Re: #1, you've got three or four choices.  You could cut south from Hagerstown along (parallel to) U.S. 11; go south from Harper's Ferry; cross the Potomac at Brunswick; or take Chain of Rocks bridge through Leesburg, the W&OD to Purcellville, then southwest.  I've only taken the 11 route before they finished I-81, but there's a fair few towns with way too much traffic for my liking.  U.S. 15 from Chain of Rocks to Leesburg is narrow and winding, but still a long way to go on that kind of road on a bike with more traffic than I like.  Somebody else will have to discuss the other two routes.

You might reconsider going into Washington, although it'll add a day or two.  You can go into D.C. on the C&O with only bike, jogger, and walker traffic, cross the Potomac (0.5 mile or so), and then leave D.C. in Virginia on the W&OD out to Purcellville, very much like the C&O except with a handfull of road crossings.  In between you have some great restaurants.  :)

Gear Talk / Re: Why are most of the tires wire bead?
« on: December 02, 2013, 02:11:29 pm »
I'll typically run wire beads on my tires because they're good enough, but I've started carrying a folding tire as a spare.  It's worked; I had to use my wire bead spares (trifold then squeezed down), but I've never had to use the folding spare.  If I did use the spare, I'd probably swap it for a wire bead spare and return the folding tire to spare status at the next bike shop.

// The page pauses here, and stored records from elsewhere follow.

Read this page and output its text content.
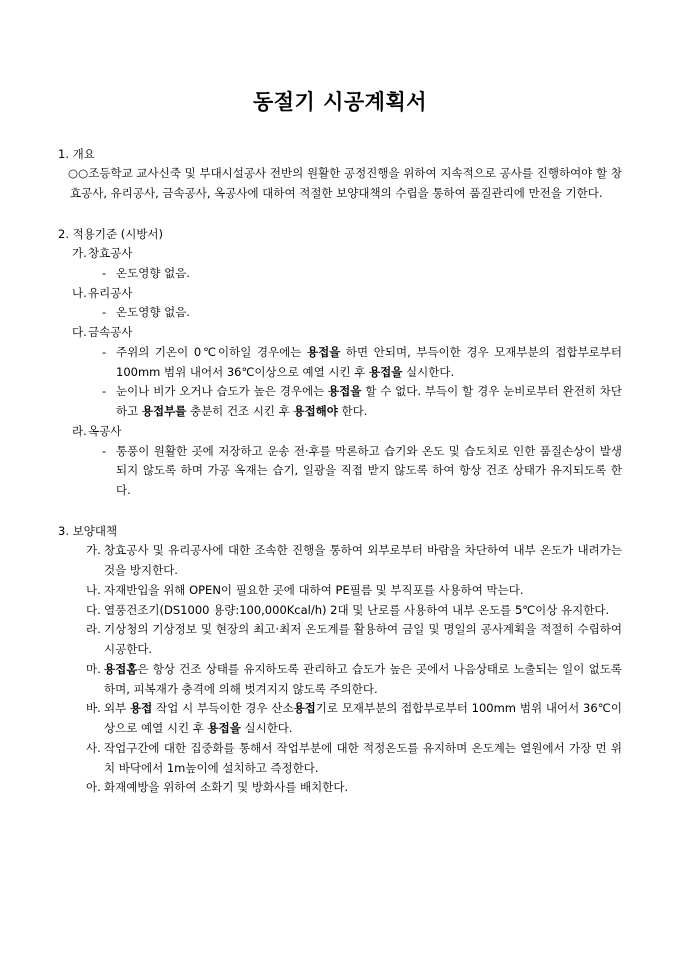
동절기 시공계획서

1. 개요

○○조등학교 교사신죽 및 부대시설공사 전반의 원활한 공정진행을 위하여 지속적으로 공사를 진행하여야 할 창효공사, 유리공사, 금속공사, 옥공사에 대하여 적절한 보양대책의 수립을 통하여 품질관리에 만전을 기한다.

2. 적용기준 (시방서)

가. 창효공사
- 온도영향 없음.
나. 유리공사
- 온도영향 없음.
다. 금속공사
- 주위의 기온이 0℃이하일 경우에는 용접을 하면 안되며, 부득이한 경우 모재부분의 접합부로부터 100mm 범위 내어서 36℃이상으로 예열 시킨 후 용접을 실시한다.
- 눈이나 비가 오거나 습도가 높은 경우에는 용접을 할 수 없다. 부득이 할 경우 눈비로부터 완전히 차단하고 용접부를 충분히 건조 시킨 후 용접해야 한다.
라. 옥공사
- 통풍이 원활한 곳에 저장하고 운송 전·후를 막론하고 습기와 온도 및 습도치로 인한 품질손상이 발생되지 않도록 하며 가공 옥재는 습기, 일광을 직접 받지 않도록 하여 항상 건조 상태가 유지되도록 한다.

3. 보양대책

가. 창효공사 및 유리공사에 대한 조속한 진행을 통하여 외부로부터 바람을 차단하여 내부 온도가 내려가는 것을 방지한다.
나. 자재반입을 위해 OPEN이 필요한 곳에 대하여 PE필름 및 부직포를 사용하여 막는다.
다. 열풍건조기(DS1000 용량:100,000Kcal/h) 2대 및 난로를 사용하여 내부 온도를 5℃이상 유지한다.
라. 기상청의 기상정보 및 현장의 최고·최저 온도계를 활용하여 금일 및 명일의 공사계획을 적절히 수립하여 시공한다.
마. 용접홈은 항상 건조 상태를 유지하도록 관리하고 습도가 높은 곳에서 나음상태로 노출되는 일이 없도록 하며, 피복재가 충격에 의해 벗겨지지 않도록 주의한다.
바. 외부 용접 작업 시 부득이한 경우 산소용접기로 모재부분의 접합부로부터 100mm 범위 내어서 36℃이상으로 예열 시킨 후 용접을 실시한다.
사. 작업구간에 대한 집중화를 통해서 작업부분에 대한 적정온도를 유지하며 온도계는 열원에서 가장 먼 위치 바닥에서 1m높이에 설치하고 즉정한다.
아. 화재예방을 위하여 소화기 및 방화사를 배치한다.
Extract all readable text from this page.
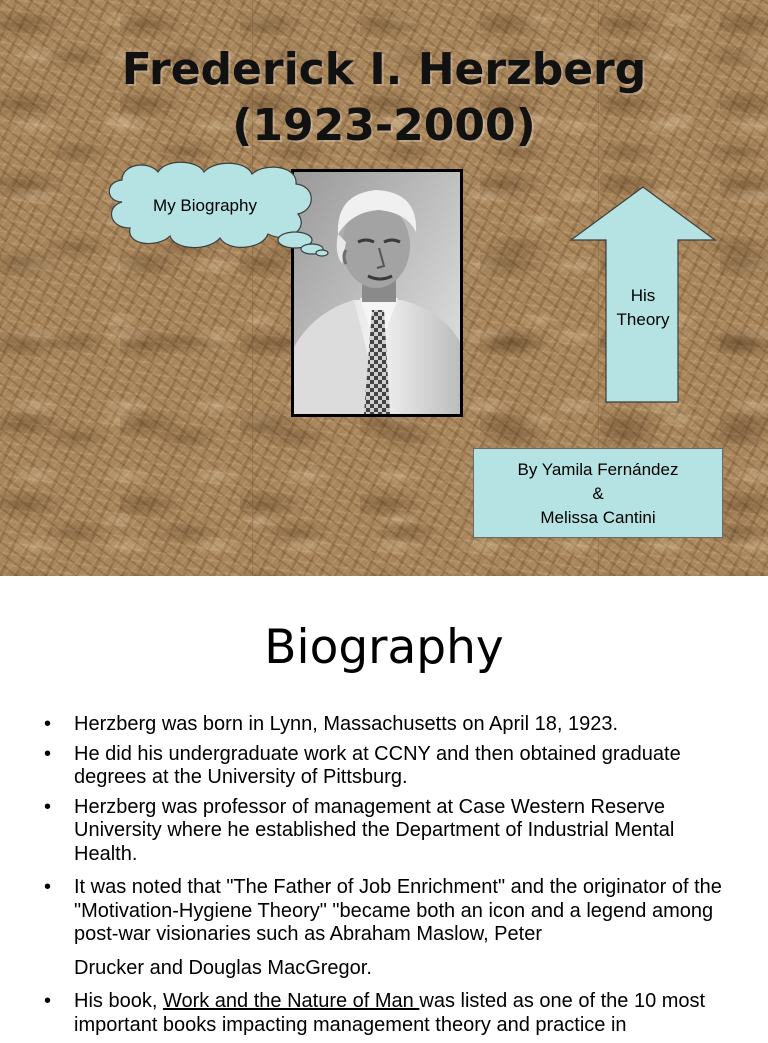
Frederick I. Herzberg
(1923-2000)
My Biography
His
Theory
By Yamila Fernández
&
Melissa Cantini
Biography
• Herzberg was born in Lynn, Massachusetts on April 18, 1923.
• He did his undergraduate work at CCNY and then obtained graduate degrees at the University of Pittsburg.
• Herzberg was professor of management at Case Western Reserve University where he established the Department of Industrial Mental Health.
• It was noted that "The Father of Job Enrichment" and the originator of the "Motivation-Hygiene Theory" "became both an icon and a legend among post-war visionaries such as Abraham Maslow, Peter
Drucker and Douglas MacGregor.
• His book, Work and the Nature of Man was listed as one of the 10 most important books impacting management theory and practice in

Gear Talk / Re: Can we survive the Transamerica with no cyclocomputer?
« on: December 01, 2013, 10:24:54 pm »
Given that the Adventure Cycling maps' "field of view" is so narrow, I guess it's a good idea to carry a state map as well.

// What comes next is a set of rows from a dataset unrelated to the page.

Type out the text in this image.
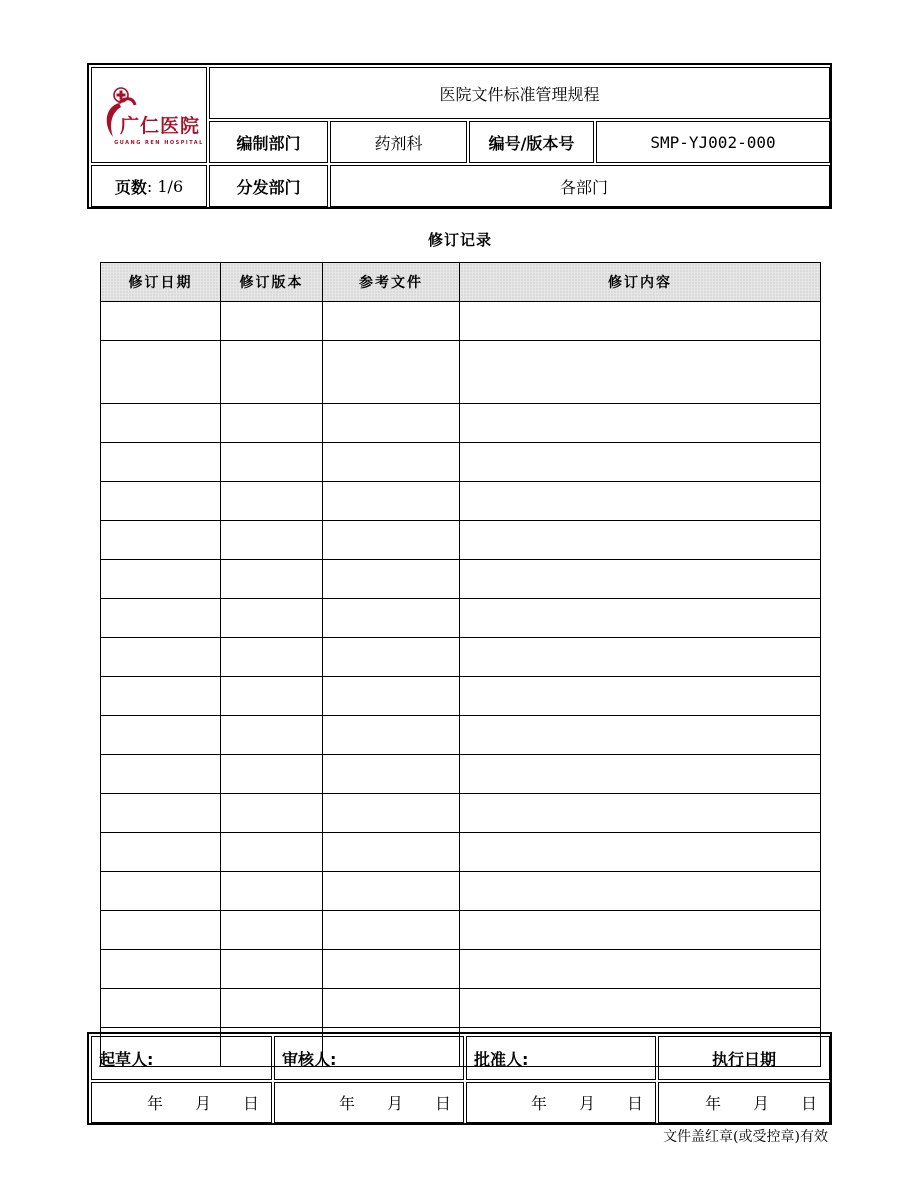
广仁医院
GUANG REN HOSPITAL
医院文件标准管理规程
编制部门	药剂科	编号/版本号	SMP-YJ002-000
页数 : 1/6	分发部门	各部门
修订记录
修订日期	修订版本	参考文件	修订内容

起草人:	审核人:	批准人:	执行日期
年 月 日	年 月 日	年 月 日	年 月 日
文件盖红章(或受控章)有效
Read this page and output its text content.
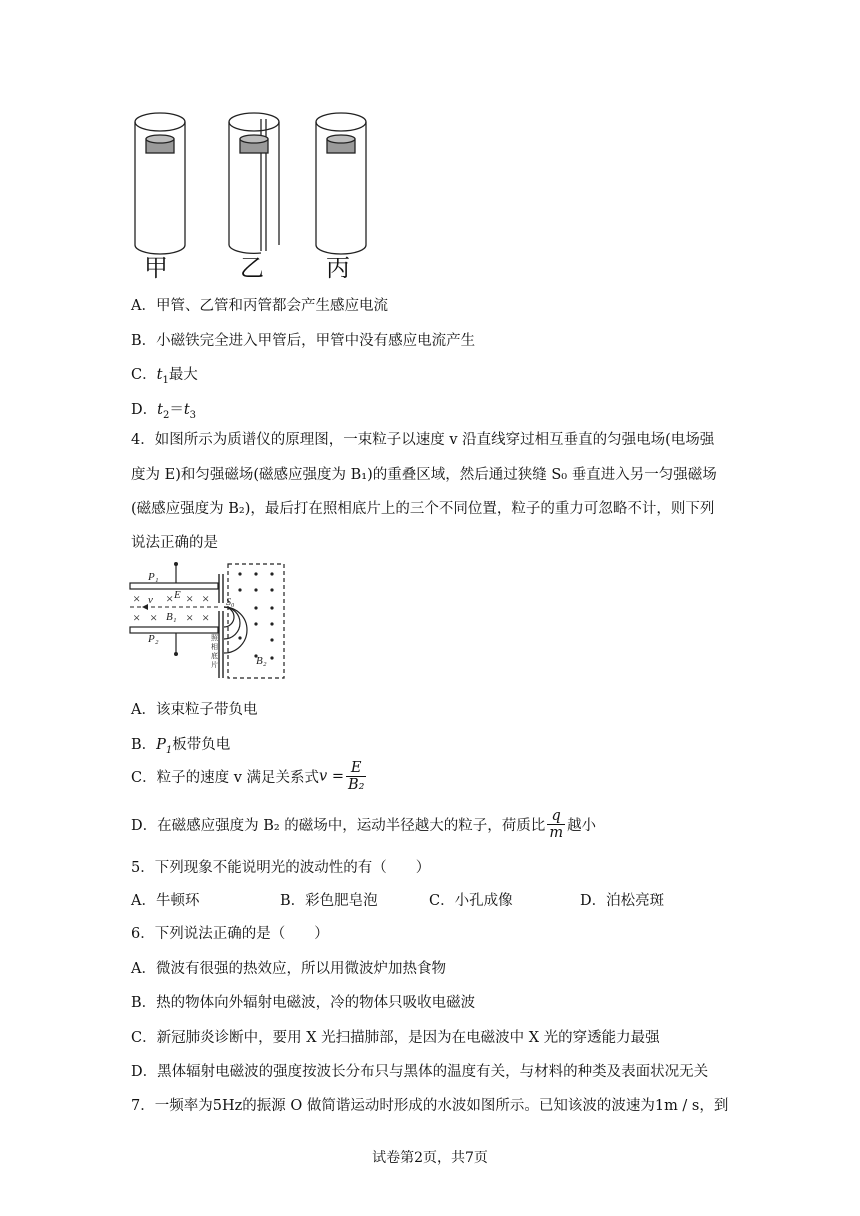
甲	乙	丙
A．甲管、乙管和丙管都会产生感应电流
B．小磁铁完全进入甲管后，甲管中没有感应电流产生
C．$t_1$最大
D．$t_2=t_3$
4．如图所示为质谱仪的原理图，一束粒子以速度 v 沿直线穿过相互垂直的匀强电场(电场强
度为 E)和匀强磁场(磁感应强度为 B₁)的重叠区域，然后通过狭缝 S₀ 垂直进入另一匀强磁场
(磁感应强度为 B₂)，最后打在照相底片上的三个不同位置，粒子的重力可忽略不计，则下列
说法正确的是
× × × ×
× × × ×
P₁
P₂
v E
B₁
S₀
B₂
照
相
底
片
A．该束粒子带负电
B．$P_1$板带负电
C．粒子的速度 v 满足关系式$v = \frac{E}{\text{B₂}}$
D．在磁感应强度为 B₂ 的磁场中，运动半径越大的粒子，荷质比 $\frac{q}{m}$ 越小
5．下列现象不能说明光的波动性的有（　　）
A．牛顿环	B．彩色肥皂泡	C．小孔成像	D．泊松亮斑
6．下列说法正确的是（　　）
A．微波有很强的热效应，所以用微波炉加热食物
B．热的物体向外辐射电磁波，冷的物体只吸收电磁波
C．新冠肺炎诊断中，要用 X 光扫描肺部，是因为在电磁波中 X 光的穿透能力最强
D．黑体辐射电磁波的强度按波长分布只与黑体的温度有关，与材料的种类及表面状况无关
7．一频率为5Hz的振源 O 做简谐运动时形成的水波如图所示。已知该波的波速为1m / s，到
试卷第2页，共7页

Each state is eager to give visitors a map.  If you drive in on an interstate, stop at a rest area and pick one up.  Otherwise, look for visitor centers. 

We rarely used or needed a larger map, but they come in handy when you're sitting in a camp or motel room and the TV, radio, or ranger mentions there's some big storms over near Mud Puddle.  Not being from the state, you don't know which direction it is from Bug Juice, where you're spending the night, to Mud Puddle.  So do you relax or go tuck yourself in for the night?

Larger maps are also useful for unexpected things that might pop up, like a cracked tooth or unexpected asthma attack (where's the nearest large town where you might find medical or dental care?), or if you have to decide to order a new tire express mail or go off-route to find one.

I suppose a smart phone, tablet, or netbook can help with questions like these if you have cell coverage, but free state maps are a nice backup.  Mail them home when you leave the state, like you do with your AC maps.